\begin{equation} \text{UNSAT} = \qty {\phi : \text{all assignment make $\phi$ false}} \end{equation}
Equivalently, we have:
\begin{equation} \text{UNSAT} = \neg \text{SAT} \end{equation}
NP = coNP IFF UNSAT is in NP
\begin{equation} \text{NP} = \text{coNP} \Leftrightarrow \text{UNSAT} \in \text{NP} \end{equation}
\(\Rightarrow\)
Because \(\text{UNSAT} \in \text{coNP}\), and we hypothesize NP = coNP, so \(\text{UNSAT} \in \text{NP}\)
\(\Leftarrow\)
Suppose UNSAT in NP, we desire that \(\text{coNP} = NP\). Let \(L \in \text{coNP}\),so \(\neg L \in \text{NP}\), since SAT is NP-complete, we can write that \(L \leq_{p} \text{SAT}\). Equivalently, we have \(L \leq_{p} \neg \text{SAT} = \text{UNSAT}\). Since \(\text{UNSAT} \in \text{coNP}\), we have \(L \in \text{NP}\).

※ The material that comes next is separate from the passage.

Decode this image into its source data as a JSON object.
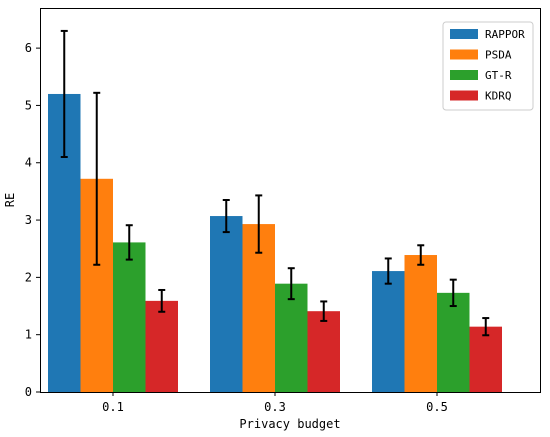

In particular this proves that UNSAT is coNP-complete
coNP complete
\(L\) is coNP complete if
- \(L \in \text{coNP}\)
- \(\forall A \in \text{coNP}, A \leq_{p} L\)
key detail: \(L\) is NP complete IFF \(\neg L\) is coNP complete. Corollary: \(L\) is NP-Complete IFF \(\neg L\) is NP-Complete.